The action herein results from a controversy as to the rights of the parties according to the terms of an agreement between appellant and respondent. As recited in respondent’s brief, “In 1951 respondent entered into a written contract with defendant-appellant (hereinafter referred to as appellant), Paul Jarrico, a motion picture screen writer, whereby it hired appellant to prepare a screen play for a motion picture property which it owned entitled ‘The Las Yegas Story.’
“The written contract between appellant and respondent recited in part that an essential consideration of the contract was the popularity and good reputation of appellant with the public. Further, appellant agreed that during the production and distribution of the motion picture he would conduct himself with due regard to public conventions and morals and would not do anything which would tend to degrade him or bring him into public disgrace, obloquy, ill will or ridicule.
“The contract also provided that, on condition that appellant performed all the covenants and conditions imposed upon him, he would receive certain credit for screen authorship as determined by what was called the Basic Agreement between respondent and the Screen Writers Guild, a union of screen writers.

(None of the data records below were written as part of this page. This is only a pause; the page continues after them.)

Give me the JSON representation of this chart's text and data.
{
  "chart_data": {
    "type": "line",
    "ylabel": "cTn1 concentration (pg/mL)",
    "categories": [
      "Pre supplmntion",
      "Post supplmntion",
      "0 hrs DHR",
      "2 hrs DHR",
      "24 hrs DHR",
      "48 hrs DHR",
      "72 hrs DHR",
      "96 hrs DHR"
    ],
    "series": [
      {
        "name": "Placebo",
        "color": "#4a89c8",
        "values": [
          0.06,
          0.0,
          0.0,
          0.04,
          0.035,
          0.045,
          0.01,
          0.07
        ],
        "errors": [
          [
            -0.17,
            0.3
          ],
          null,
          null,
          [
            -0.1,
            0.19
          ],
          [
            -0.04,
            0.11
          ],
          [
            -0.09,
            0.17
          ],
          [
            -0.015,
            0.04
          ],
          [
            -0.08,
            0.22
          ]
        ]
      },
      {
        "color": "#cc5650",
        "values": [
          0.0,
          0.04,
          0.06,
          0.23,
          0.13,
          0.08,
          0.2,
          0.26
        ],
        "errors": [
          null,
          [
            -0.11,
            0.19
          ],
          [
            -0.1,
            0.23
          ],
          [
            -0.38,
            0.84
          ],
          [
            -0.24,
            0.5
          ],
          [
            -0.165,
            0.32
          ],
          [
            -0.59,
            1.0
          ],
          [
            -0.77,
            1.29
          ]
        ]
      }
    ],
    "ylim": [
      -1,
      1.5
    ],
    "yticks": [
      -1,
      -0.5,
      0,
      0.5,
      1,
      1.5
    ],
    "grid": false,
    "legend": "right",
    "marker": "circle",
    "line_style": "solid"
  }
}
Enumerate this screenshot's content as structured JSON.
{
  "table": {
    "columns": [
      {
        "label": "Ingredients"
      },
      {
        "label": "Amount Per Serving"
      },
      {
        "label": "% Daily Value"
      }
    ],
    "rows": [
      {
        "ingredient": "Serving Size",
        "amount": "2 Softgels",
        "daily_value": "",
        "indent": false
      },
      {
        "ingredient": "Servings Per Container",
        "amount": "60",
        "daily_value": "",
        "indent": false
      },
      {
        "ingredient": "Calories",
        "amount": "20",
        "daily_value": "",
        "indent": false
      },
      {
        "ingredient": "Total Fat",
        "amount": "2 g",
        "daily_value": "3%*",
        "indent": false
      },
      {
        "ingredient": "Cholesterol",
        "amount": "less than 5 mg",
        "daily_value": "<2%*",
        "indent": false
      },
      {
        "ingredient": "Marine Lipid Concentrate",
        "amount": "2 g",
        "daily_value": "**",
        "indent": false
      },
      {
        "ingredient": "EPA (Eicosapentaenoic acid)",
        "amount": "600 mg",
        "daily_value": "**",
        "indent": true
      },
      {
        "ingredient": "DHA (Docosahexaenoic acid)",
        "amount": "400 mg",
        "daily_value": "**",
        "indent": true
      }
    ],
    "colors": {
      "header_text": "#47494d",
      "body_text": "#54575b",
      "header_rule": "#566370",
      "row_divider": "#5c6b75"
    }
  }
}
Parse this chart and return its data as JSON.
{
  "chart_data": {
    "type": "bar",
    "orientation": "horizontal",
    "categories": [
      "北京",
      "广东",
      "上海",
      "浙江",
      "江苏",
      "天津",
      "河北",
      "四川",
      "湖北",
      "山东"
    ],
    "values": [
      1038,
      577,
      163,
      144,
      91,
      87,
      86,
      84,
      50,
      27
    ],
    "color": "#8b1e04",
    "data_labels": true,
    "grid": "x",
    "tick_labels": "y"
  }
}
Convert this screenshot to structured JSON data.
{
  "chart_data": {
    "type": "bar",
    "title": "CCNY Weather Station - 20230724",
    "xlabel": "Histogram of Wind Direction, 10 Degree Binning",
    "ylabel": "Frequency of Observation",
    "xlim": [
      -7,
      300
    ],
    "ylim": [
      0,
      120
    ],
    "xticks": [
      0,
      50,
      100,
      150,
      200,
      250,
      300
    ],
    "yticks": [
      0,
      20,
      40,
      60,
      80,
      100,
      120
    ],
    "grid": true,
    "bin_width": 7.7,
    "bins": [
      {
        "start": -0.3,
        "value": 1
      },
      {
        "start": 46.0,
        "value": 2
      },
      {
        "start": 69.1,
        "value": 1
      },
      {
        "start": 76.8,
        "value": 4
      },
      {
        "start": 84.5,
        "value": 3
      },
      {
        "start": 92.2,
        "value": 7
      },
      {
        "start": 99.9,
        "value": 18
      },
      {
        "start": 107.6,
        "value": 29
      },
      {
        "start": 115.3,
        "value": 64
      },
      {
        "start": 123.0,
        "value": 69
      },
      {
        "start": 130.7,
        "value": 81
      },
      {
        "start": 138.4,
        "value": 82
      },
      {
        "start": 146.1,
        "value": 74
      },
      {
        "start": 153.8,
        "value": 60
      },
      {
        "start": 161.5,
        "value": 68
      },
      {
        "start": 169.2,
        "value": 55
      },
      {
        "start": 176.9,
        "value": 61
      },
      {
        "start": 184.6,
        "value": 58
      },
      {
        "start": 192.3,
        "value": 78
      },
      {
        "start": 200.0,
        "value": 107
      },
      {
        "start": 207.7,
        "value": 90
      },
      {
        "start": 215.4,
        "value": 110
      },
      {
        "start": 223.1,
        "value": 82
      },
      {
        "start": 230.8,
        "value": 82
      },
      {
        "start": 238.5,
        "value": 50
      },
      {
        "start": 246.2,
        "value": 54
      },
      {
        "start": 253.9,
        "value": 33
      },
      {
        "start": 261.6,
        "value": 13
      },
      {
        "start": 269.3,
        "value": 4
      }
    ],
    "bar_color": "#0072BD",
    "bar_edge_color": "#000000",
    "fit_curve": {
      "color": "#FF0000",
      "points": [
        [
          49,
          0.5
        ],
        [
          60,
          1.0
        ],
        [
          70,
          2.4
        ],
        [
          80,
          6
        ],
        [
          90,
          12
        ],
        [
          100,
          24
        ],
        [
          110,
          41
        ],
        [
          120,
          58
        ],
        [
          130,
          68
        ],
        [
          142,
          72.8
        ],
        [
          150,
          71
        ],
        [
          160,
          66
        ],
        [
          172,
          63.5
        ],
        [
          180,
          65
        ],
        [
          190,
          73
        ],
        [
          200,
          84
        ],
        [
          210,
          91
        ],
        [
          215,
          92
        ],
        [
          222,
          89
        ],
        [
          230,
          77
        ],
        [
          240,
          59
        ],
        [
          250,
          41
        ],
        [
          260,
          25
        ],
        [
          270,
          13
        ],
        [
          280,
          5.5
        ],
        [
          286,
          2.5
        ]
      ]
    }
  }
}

“Thereafter, appellant was subpoenaed to appear before the House Committee on Un-American Activities. While he was in attendance at a hearing of the Committee, but before he himself took the witness stand, a longtime associate of Ms named appellant as a Communist and an active member of the Communist Party. The associate further stated, among other things, that he had asked appellant to assure him that, in the event of a war between Russia and the United States, appellant would do nothing to help Russia, but appellant refused such assurance.
[174]
“Appellant was then called to the witness stand. He failed to deny the charges made against him, and refused to answer questions as to whether or not he was a member of the Communist Party on the ground that his answer might tend to incriminate him.
“The testimony, both of the witness against the appellant and of the appellant himself, was widely disseminated throughout the United States in newspapers, magazines, and by radio broadcasts.